The world of cruising in yachts has changed in those years. For better and worse, new equipment at more affordable prices has reduced the physical and technical challenges of voyaging, and reduced along with it the rewards gained from hard physical work, self-sufficiency, and the thrill of risks inherent in any true adventure. Meanwhile, the popularity of world cruising has made the search for untrammeled and unspoiled islands more challenging than ever. Part of my reason for writing this narrative now is to provide a glimpse at an alternative style of travel to which the modern backpacker or sailor may not have been exposed. And to remind them that they can voyage now as I did then, filling their lives with discovery and living close to nature on their own terms. Combining a sailing voyage with a land travel adventure is not unique, but it is often overlooked how well the two modes of travel complement each other. Compared to a simple boat, a backpack and my boots, the thought of fussing around with airlines, taxis, busses, hotels, restaurants, and all the other trappings of tourist travel leaves me uninspired.

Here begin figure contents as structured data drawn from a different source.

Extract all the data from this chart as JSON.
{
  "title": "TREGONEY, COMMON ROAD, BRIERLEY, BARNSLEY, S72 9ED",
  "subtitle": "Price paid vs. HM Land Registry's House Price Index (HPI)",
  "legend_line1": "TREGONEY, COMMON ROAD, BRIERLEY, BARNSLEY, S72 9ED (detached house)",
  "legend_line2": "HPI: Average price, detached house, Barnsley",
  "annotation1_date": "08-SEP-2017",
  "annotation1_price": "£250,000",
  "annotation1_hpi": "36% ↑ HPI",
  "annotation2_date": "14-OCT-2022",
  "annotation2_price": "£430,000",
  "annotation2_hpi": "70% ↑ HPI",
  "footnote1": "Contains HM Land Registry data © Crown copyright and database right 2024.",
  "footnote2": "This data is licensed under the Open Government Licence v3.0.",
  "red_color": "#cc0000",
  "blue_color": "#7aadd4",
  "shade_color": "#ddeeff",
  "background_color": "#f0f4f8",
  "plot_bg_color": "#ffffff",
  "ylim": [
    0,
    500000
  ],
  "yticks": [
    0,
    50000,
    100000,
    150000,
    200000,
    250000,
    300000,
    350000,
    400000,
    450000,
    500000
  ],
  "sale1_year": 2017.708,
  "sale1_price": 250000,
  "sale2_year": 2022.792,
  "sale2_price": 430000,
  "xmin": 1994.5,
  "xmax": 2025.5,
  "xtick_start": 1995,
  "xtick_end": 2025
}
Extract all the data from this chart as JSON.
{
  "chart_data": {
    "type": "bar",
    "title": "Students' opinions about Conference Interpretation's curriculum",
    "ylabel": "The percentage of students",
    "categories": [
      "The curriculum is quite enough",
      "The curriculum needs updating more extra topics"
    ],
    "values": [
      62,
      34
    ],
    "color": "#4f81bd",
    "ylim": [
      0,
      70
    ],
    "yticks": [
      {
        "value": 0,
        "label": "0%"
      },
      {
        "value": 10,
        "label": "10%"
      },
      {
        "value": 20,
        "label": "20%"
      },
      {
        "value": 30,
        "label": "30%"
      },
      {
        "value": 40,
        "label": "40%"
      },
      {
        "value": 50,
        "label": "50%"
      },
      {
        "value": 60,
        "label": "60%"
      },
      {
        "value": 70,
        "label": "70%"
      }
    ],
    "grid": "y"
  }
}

When I began my journey I didn’t realize that along the way my growing commitment to walk across each island and climb their highest peaks was to be as big a part of the adventure as the actual sailing. Like a richly lived life, as a voyage unfolds it evolves and carries you where it will.

My life is different enough now that as I read over my saltwater-stained journal and tattered log book and flip through the photo albums it seems as if it were someone else’s life. Was I really so rash to set out across oceans possessing only a few hundred dollars on a boat with sails so old you could push your finger through? Had I been that ignorant not to fit an awning or dodger over the cockpit for protection from the elements? Surely, I hadn’t been that lacking in judgment to walk into that dark cave in New Guinea and tumble into its deep black pit. Was it foolish and selfish to look for the love of an island girl when I must have known I would soon sail away from her forever?

While there turns out to be no perfect plan, no perfect life, I learned some things on this imperfect voyage that shaped my whole life in the best ways possible. What better reward for a journey of two years. May you also avoid a “routine traverse”.